Hugo Chavez le 21 sept 2006 © LCIEn tant que président du pays où avait eu lieu le précédent sommet de l'organisation, en 2000, c'est à lui que revenait l'honneur de prononcer le premier discours de la cérémonie d'ouverture du 3e sommet de l'Organisation des pays exportateurs de pétrole (Opep), qui se déroule ce week-end dans la capitale saoudienne. Le président vénézuélien Hugo Chavez a osé faire le signe de croix et citer par deux fois le Christ samedi à Ryad, pendant son discours d'ouverture prononcé devant les chefs d'Etat des principaux pays du Golfe et son hôte le roi Abdallah d'Arabie. Un nouveau coup d'éclat, alors que la semaine dernière, le Vénézuélien s'était violemment opposé à l'exécutif espagnol. A tel point que le roi d'Espagne lui avait demandé de se taire (lire notre article).

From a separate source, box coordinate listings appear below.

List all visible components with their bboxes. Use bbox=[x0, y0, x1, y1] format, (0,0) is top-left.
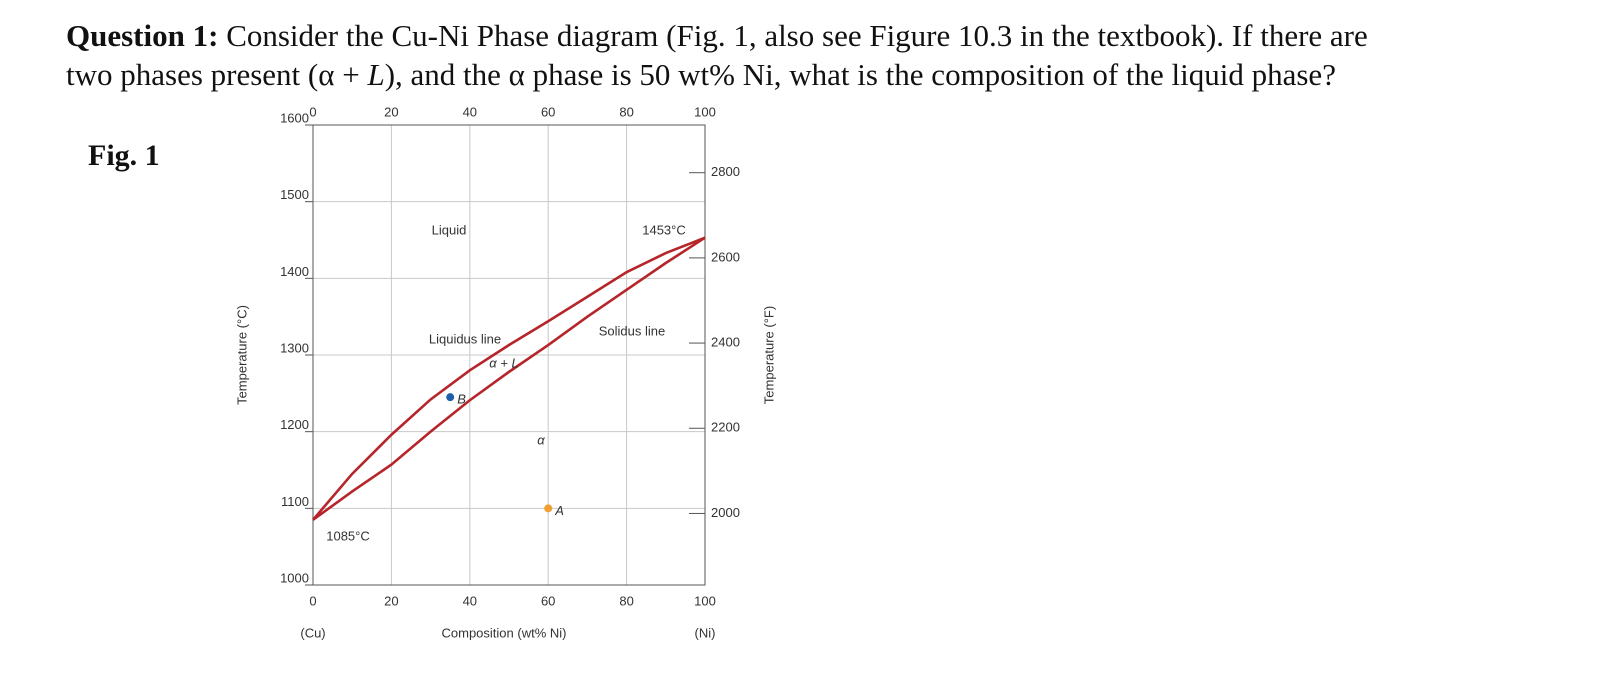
point bbox=[544, 504, 553, 513]
annotation: 1453°C bbox=[642, 222, 686, 237]
x-tick-label: 80 bbox=[619, 104, 633, 119]
y2-tick-label: 2800 bbox=[711, 164, 740, 179]
figure-label: Fig. 1 bbox=[88, 139, 160, 172]
plot-frame bbox=[312, 124, 706, 586]
point-label: B bbox=[457, 392, 466, 407]
line-label: Liquidus line bbox=[429, 331, 501, 346]
y-axis-title: Temperature (°C) bbox=[234, 305, 249, 405]
annotation: α bbox=[537, 432, 545, 447]
x-tick-label: 20 bbox=[384, 104, 398, 119]
question-text: Consider the Cu-Ni Phase diagram (Fig. 1… bbox=[226, 18, 1368, 53]
y-tick-label: 1100 bbox=[281, 494, 309, 509]
x-axis-title: Composition (wt% Ni) bbox=[442, 625, 567, 640]
x-tick-label: 20 bbox=[384, 593, 398, 608]
annotation: α + L bbox=[489, 355, 518, 370]
y-tick-label: 1000 bbox=[280, 570, 309, 585]
y2-tick-label: 2600 bbox=[711, 249, 740, 264]
y2-tick-label: 2200 bbox=[711, 420, 740, 435]
x-tick-label: 0 bbox=[309, 593, 316, 608]
question-text: two phases present (α + bbox=[66, 57, 368, 92]
phase-line bbox=[312, 236, 706, 521]
x-tick-label: 100 bbox=[694, 593, 716, 608]
question-line: two phases present (α + L), and the α ph… bbox=[66, 57, 1336, 93]
phase-line bbox=[312, 236, 706, 521]
x-tick-label: 80 bbox=[619, 593, 633, 608]
y2-tick-label: 2000 bbox=[711, 505, 740, 520]
y-tick-label: 1200 bbox=[280, 417, 309, 432]
x-tick-label: 0 bbox=[309, 104, 316, 119]
x-tick-label: 40 bbox=[463, 104, 477, 119]
point-label: A bbox=[554, 503, 564, 518]
question-text: ), and the α phase is 50 wt% Ni, what is… bbox=[384, 57, 1336, 92]
question-label: Question 1: bbox=[66, 18, 219, 53]
line-label: Solidus line bbox=[599, 323, 666, 338]
x-axis-end-label: (Ni) bbox=[695, 625, 716, 640]
y-tick-label: 1500 bbox=[280, 187, 309, 202]
point bbox=[446, 393, 455, 402]
x-tick-label: 40 bbox=[463, 593, 477, 608]
x-tick-label: 60 bbox=[541, 593, 555, 608]
question-text: L bbox=[367, 57, 385, 92]
annotation: Liquid bbox=[432, 222, 467, 237]
x-axis-end-label: (Cu) bbox=[300, 625, 325, 640]
question-line: Question 1: Consider the Cu-Ni Phase dia… bbox=[66, 18, 1368, 54]
y-tick-label: 1600 bbox=[280, 110, 309, 125]
y2-tick-label: 2400 bbox=[711, 335, 740, 350]
y-tick-label: 1400 bbox=[280, 264, 309, 279]
x-tick-label: 100 bbox=[694, 104, 716, 119]
x-tick-label: 60 bbox=[541, 104, 555, 119]
y2-axis-title: Temperature (°F) bbox=[761, 306, 776, 404]
annotation: 1085°C bbox=[326, 528, 370, 543]
y-tick-label: 1300 bbox=[280, 340, 309, 355]
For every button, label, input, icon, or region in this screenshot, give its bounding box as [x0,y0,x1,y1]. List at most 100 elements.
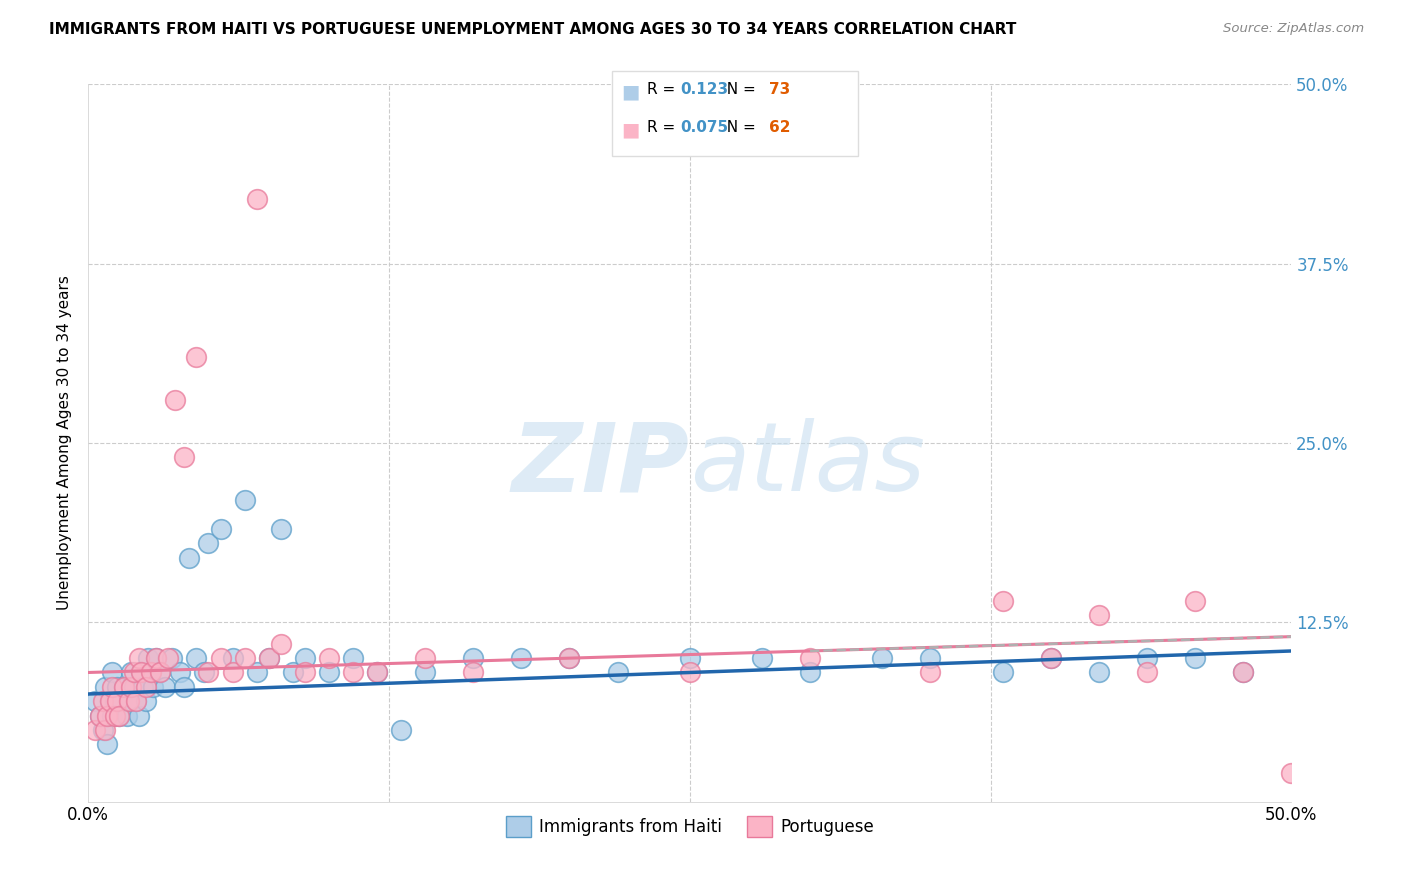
Point [104,708,127,723]
Point [111,694,134,708]
Point [294,651,316,665]
Point [1039,651,1062,665]
Point [121,665,143,680]
Point [91,694,114,708]
Point [149,665,172,680]
Point [233,651,256,665]
Point [920,665,942,680]
Point [142,680,165,694]
Point [129,665,152,680]
Point [799,665,821,680]
Point [84,723,107,737]
Point [413,665,436,680]
Point [270,637,292,651]
Point [125,694,148,708]
Point [920,651,942,665]
Point [799,651,821,665]
Point [122,665,145,680]
Point [128,708,150,723]
Point [209,651,232,665]
Point [112,680,135,694]
Text: N =: N = [717,82,761,97]
Point [98,694,121,708]
Point [96,708,118,723]
Point [118,694,141,708]
Point [91,723,114,737]
Point [104,694,127,708]
Text: atlas: atlas [690,418,925,511]
Point [96,737,118,751]
Point [108,708,131,723]
Point [606,665,628,680]
Point [173,680,195,694]
Point [558,651,581,665]
Point [153,680,176,694]
Point [679,665,702,680]
Point [179,550,201,565]
Point [1136,651,1159,665]
Point [105,680,128,694]
Point [209,522,232,536]
Point [139,665,162,680]
Point [149,665,172,680]
Point [558,651,581,665]
Point [318,651,340,665]
Point [193,665,215,680]
Point [413,651,436,665]
Point [156,651,179,665]
Point [122,680,145,694]
Point [389,723,412,737]
Point [101,708,124,723]
Point [163,392,186,407]
Point [135,680,157,694]
Text: IMMIGRANTS FROM HAITI VS PORTUGUESE UNEMPLOYMENT AMONG AGES 30 TO 34 YEARS CORRE: IMMIGRANTS FROM HAITI VS PORTUGUESE UNEM… [49,22,1017,37]
Point [84,694,107,708]
Point [1232,665,1254,680]
Text: 73: 73 [769,82,790,97]
Point [751,651,773,665]
Point [112,680,135,694]
Point [162,651,184,665]
Point [246,665,269,680]
Point [197,536,219,550]
Point [118,694,141,708]
Point [318,665,340,680]
Point [342,665,364,680]
Text: Source: ZipAtlas.com: Source: ZipAtlas.com [1223,22,1364,36]
Text: 62: 62 [769,120,790,136]
Point [991,594,1014,608]
Point [108,708,131,723]
Point [294,665,316,680]
Point [169,665,191,680]
Point [1088,608,1111,623]
Text: ZIP: ZIP [512,418,690,511]
Point [89,708,111,723]
Point [94,723,117,737]
Point [281,665,304,680]
Point [233,493,256,508]
Text: R =: R = [647,120,681,136]
Point [145,651,167,665]
Point [121,680,143,694]
Point [135,694,157,708]
Point [186,350,208,364]
Point [366,665,388,680]
Point [132,680,155,694]
Point [257,651,280,665]
Point [510,651,533,665]
Point [463,665,485,680]
Point [105,694,128,708]
Point [221,651,243,665]
Point [463,651,485,665]
Y-axis label: Unemployment Among Ages 30 to 34 years: Unemployment Among Ages 30 to 34 years [58,276,72,610]
Point [129,665,152,680]
Legend: Immigrants from Haiti, Portuguese: Immigrants from Haiti, Portuguese [499,810,880,844]
Point [1184,651,1206,665]
Text: R =: R = [647,82,681,97]
Point [221,665,243,680]
Point [94,680,117,694]
Point [89,708,111,723]
Point [1039,651,1062,665]
Point [197,665,219,680]
Point [101,680,124,694]
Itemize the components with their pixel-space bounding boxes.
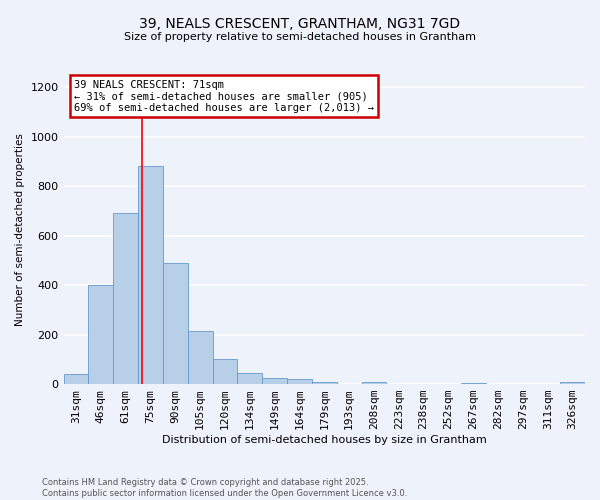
Bar bbox=[461, 383, 485, 384]
Text: 39 NEALS CRESCENT: 71sqm
← 31% of semi-detached houses are smaller (905)
69% of : 39 NEALS CRESCENT: 71sqm ← 31% of semi-d… bbox=[74, 80, 374, 113]
Y-axis label: Number of semi-detached properties: Number of semi-detached properties bbox=[15, 133, 25, 326]
X-axis label: Distribution of semi-detached houses by size in Grantham: Distribution of semi-detached houses by … bbox=[162, 435, 487, 445]
Text: Contains HM Land Registry data © Crown copyright and database right 2025.
Contai: Contains HM Land Registry data © Crown c… bbox=[42, 478, 407, 498]
Bar bbox=[312, 382, 337, 384]
Bar bbox=[163, 263, 188, 384]
Bar bbox=[362, 382, 386, 384]
Bar bbox=[113, 214, 138, 384]
Bar bbox=[238, 373, 262, 384]
Bar bbox=[560, 382, 585, 384]
Bar bbox=[88, 285, 113, 384]
Bar bbox=[138, 166, 163, 384]
Bar bbox=[262, 378, 287, 384]
Text: 39, NEALS CRESCENT, GRANTHAM, NG31 7GD: 39, NEALS CRESCENT, GRANTHAM, NG31 7GD bbox=[139, 18, 461, 32]
Bar bbox=[188, 331, 212, 384]
Bar bbox=[212, 360, 238, 384]
Bar bbox=[287, 379, 312, 384]
Text: Size of property relative to semi-detached houses in Grantham: Size of property relative to semi-detach… bbox=[124, 32, 476, 42]
Bar bbox=[64, 374, 88, 384]
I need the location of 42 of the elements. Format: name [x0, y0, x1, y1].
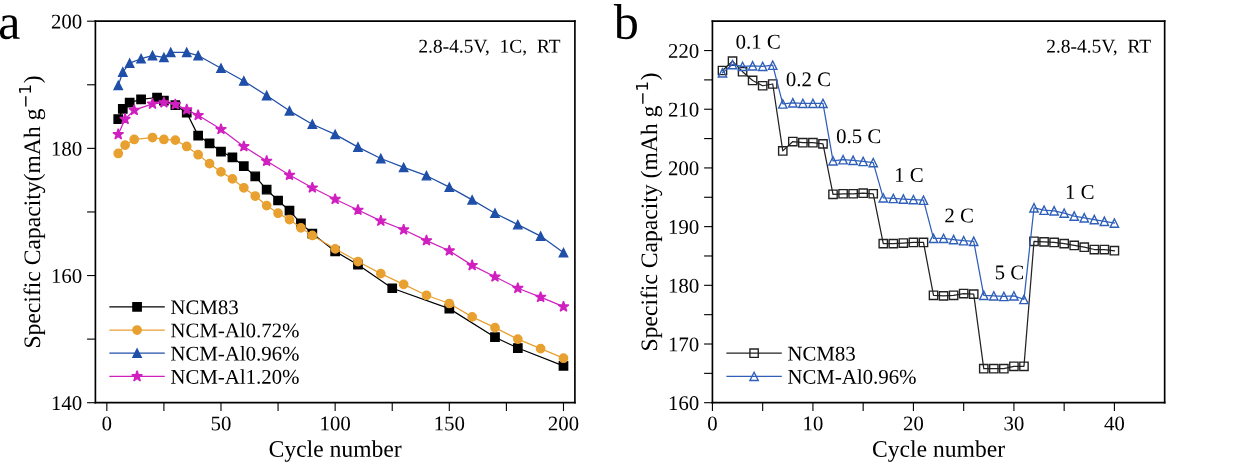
legend-label: NCM-Al0.96% — [788, 369, 916, 384]
legend-label: NCM-Al1.20% — [171, 369, 299, 384]
y-tick-label: 210 — [668, 102, 699, 117]
x-tick-label: 0 — [708, 416, 717, 431]
x-tick-label: 30 — [1004, 416, 1024, 431]
annotation: 2.8-4.5V, RT — [1047, 39, 1151, 56]
y-tick-label: 180 — [52, 141, 82, 156]
annotation: 0.1 C — [736, 34, 780, 49]
y-tick-label: 160 — [669, 396, 699, 411]
annotation: 0.2 C — [786, 72, 830, 87]
y-axis-title: Specific Capacity(mAh g$^{−1}$) — [18, 76, 46, 347]
y-tick-label: 190 — [669, 220, 699, 235]
y-tick-label: 180 — [669, 278, 699, 293]
legend-label: NCM83 — [171, 300, 238, 315]
y-tick-label: 220 — [668, 43, 699, 58]
x-tick-label: 20 — [903, 416, 924, 431]
x-axis-title: Cycle number — [269, 440, 402, 462]
y-tick-label: 140 — [52, 396, 82, 411]
y-tick-label: 200 — [668, 161, 699, 176]
annotation: 1 C — [896, 168, 923, 183]
annotation: 5 C — [995, 265, 1024, 280]
x-tick-label: 200 — [548, 416, 579, 431]
x-axis-title: Cycle number — [872, 440, 1005, 462]
y-tick-label: 170 — [669, 337, 699, 352]
annotation: 2.8-4.5V, 1C, RT — [419, 39, 561, 56]
y-tick-label: 200 — [51, 14, 82, 29]
x-tick-label: 0 — [102, 416, 112, 431]
legend-label: NCM83 — [788, 346, 855, 361]
annotation: 0.5 C — [836, 129, 881, 144]
x-tick-label: 150 — [435, 416, 465, 431]
annotation: 2 C — [945, 208, 973, 223]
x-tick-label: 10 — [804, 416, 823, 431]
legend-label: NCM-Al0.96% — [171, 346, 299, 361]
annotation: 1 C — [1066, 185, 1094, 200]
legend-label: NCM-Al0.72% — [171, 322, 299, 338]
y-axis-title: Specific Capacity (mAh g$^{−1}$) — [635, 73, 663, 350]
x-tick-label: 40 — [1104, 416, 1125, 431]
x-tick-label: 50 — [211, 416, 231, 431]
y-tick-label: 160 — [52, 268, 82, 283]
text: a — [0, 15, 20, 40]
x-tick-label: 100 — [321, 416, 350, 431]
text: b — [613, 4, 637, 40]
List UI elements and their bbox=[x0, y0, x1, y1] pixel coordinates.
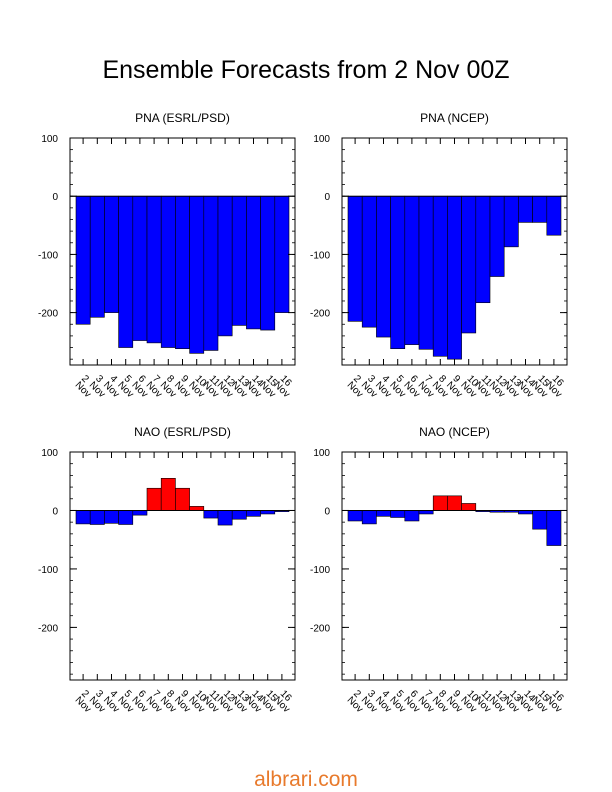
bar-11-nov bbox=[475, 195, 491, 304]
bar-2-nov bbox=[347, 195, 363, 322]
bar-6-nov bbox=[404, 510, 420, 522]
y-tick-label: 100 bbox=[313, 448, 330, 459]
chart-panel-2: PNA (NCEP)1000-100-2002Nov3Nov4Nov5Nov6N… bbox=[310, 111, 568, 400]
bar-14-nov bbox=[246, 195, 261, 330]
bar-5-nov bbox=[390, 195, 406, 350]
bar-9-nov bbox=[447, 195, 462, 360]
chart-panel-4: NAO (NCEP)1000-100-2002Nov3Nov4Nov5Nov6N… bbox=[310, 425, 568, 715]
bar-5-nov bbox=[118, 510, 134, 525]
bar-10-nov bbox=[461, 195, 477, 334]
bar-15-nov bbox=[260, 510, 276, 515]
y-tick-label: -200 bbox=[310, 623, 330, 634]
bar-6-nov bbox=[404, 195, 420, 345]
y-tick-label: 0 bbox=[324, 192, 330, 203]
bar-9-nov bbox=[175, 487, 190, 511]
bar-7-nov bbox=[418, 510, 434, 515]
y-tick-label: 0 bbox=[52, 506, 58, 517]
bar-2-nov bbox=[75, 510, 91, 525]
bar-14-nov bbox=[246, 510, 261, 517]
footer-watermark: albrari.com bbox=[254, 768, 358, 791]
bar-7-nov bbox=[418, 195, 434, 350]
page-title: Ensemble Forecasts from 2 Nov 00Z bbox=[102, 56, 510, 84]
bar-8-nov bbox=[160, 195, 176, 348]
y-tick-label: 100 bbox=[41, 448, 58, 459]
chart-title: PNA (ESRL/PSD) bbox=[135, 111, 230, 125]
y-tick-label: -100 bbox=[38, 250, 58, 261]
y-tick-label: -200 bbox=[38, 623, 58, 634]
bar-2-nov bbox=[75, 195, 91, 325]
bar-6-nov bbox=[132, 510, 148, 516]
chart-panel-3: NAO (ESRL/PSD)1000-100-2002Nov3Nov4Nov5N… bbox=[38, 425, 296, 715]
y-tick-label: -200 bbox=[38, 309, 58, 320]
bar-4-nov bbox=[104, 510, 119, 524]
chart-title: PNA (NCEP) bbox=[420, 111, 489, 125]
y-tick-label: -200 bbox=[310, 309, 330, 320]
bar-11-nov bbox=[203, 195, 219, 351]
y-tick-label: 0 bbox=[52, 192, 58, 203]
bar-12-nov bbox=[489, 195, 505, 277]
bar-4-nov bbox=[104, 195, 119, 313]
plot-frame bbox=[341, 451, 568, 681]
y-tick-label: -100 bbox=[310, 565, 330, 576]
y-tick-label: -100 bbox=[38, 565, 58, 576]
bar-16-nov bbox=[546, 195, 562, 236]
bar-12-nov bbox=[217, 195, 233, 337]
bar-11-nov bbox=[203, 510, 219, 519]
y-tick-label: 100 bbox=[41, 134, 58, 145]
bar-7-nov bbox=[146, 487, 162, 511]
bar-2-nov bbox=[347, 510, 363, 522]
bar-5-nov bbox=[390, 510, 406, 518]
chart-title: NAO (ESRL/PSD) bbox=[134, 425, 231, 439]
bar-14-nov bbox=[518, 510, 533, 515]
bar-3-nov bbox=[361, 195, 377, 328]
bar-12-nov bbox=[217, 510, 233, 526]
bar-13-nov bbox=[503, 195, 519, 248]
bar-3-nov bbox=[361, 510, 377, 525]
bar-8-nov bbox=[432, 195, 448, 357]
chart-title: NAO (NCEP) bbox=[419, 425, 490, 439]
bar-13-nov bbox=[231, 510, 247, 520]
bar-6-nov bbox=[132, 195, 148, 341]
bar-10-nov bbox=[189, 195, 205, 354]
bar-9-nov bbox=[447, 495, 462, 511]
bar-5-nov bbox=[118, 195, 134, 348]
bar-16-nov bbox=[274, 195, 290, 313]
chart-panel-1: PNA (ESRL/PSD)1000-100-2002Nov3Nov4Nov5N… bbox=[38, 111, 296, 400]
y-tick-label: 0 bbox=[324, 506, 330, 517]
bar-7-nov bbox=[146, 195, 162, 344]
bar-8-nov bbox=[432, 495, 448, 511]
bar-15-nov bbox=[260, 195, 276, 331]
bar-3-nov bbox=[89, 510, 105, 525]
bar-4-nov bbox=[376, 195, 391, 338]
bar-8-nov bbox=[160, 478, 176, 511]
bar-3-nov bbox=[89, 195, 105, 318]
y-tick-label: -100 bbox=[310, 250, 330, 261]
bar-13-nov bbox=[231, 195, 247, 326]
bar-4-nov bbox=[376, 510, 391, 517]
y-tick-label: 100 bbox=[313, 134, 330, 145]
bar-9-nov bbox=[175, 195, 190, 350]
bar-14-nov bbox=[518, 195, 533, 223]
plot-frame bbox=[69, 451, 296, 681]
bar-16-nov bbox=[546, 510, 562, 546]
bar-10-nov bbox=[189, 506, 205, 511]
bar-15-nov bbox=[532, 195, 548, 223]
bar-10-nov bbox=[461, 503, 477, 511]
bar-15-nov bbox=[532, 510, 548, 530]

Avant de commencer son discours, un Hugo Chavez solennel s'est signé. Ce signe de croix est un événement sans précédent connu dans la capitale du pays qui abrite les deux principaux lieux saints de l'islam, à La Mecque et Médine, et devant le roi saoudien, qui a le titre de "Serviteur des deux Saintes Mosquées". "Nous savons (...) que l'unique chemin de la paix, comme l'a dit le Christ, c'est la justice", a notamment lancé M. Chavez, qui a invoqué une autre fois Jésus Christ pendant un discours de 25 minutes.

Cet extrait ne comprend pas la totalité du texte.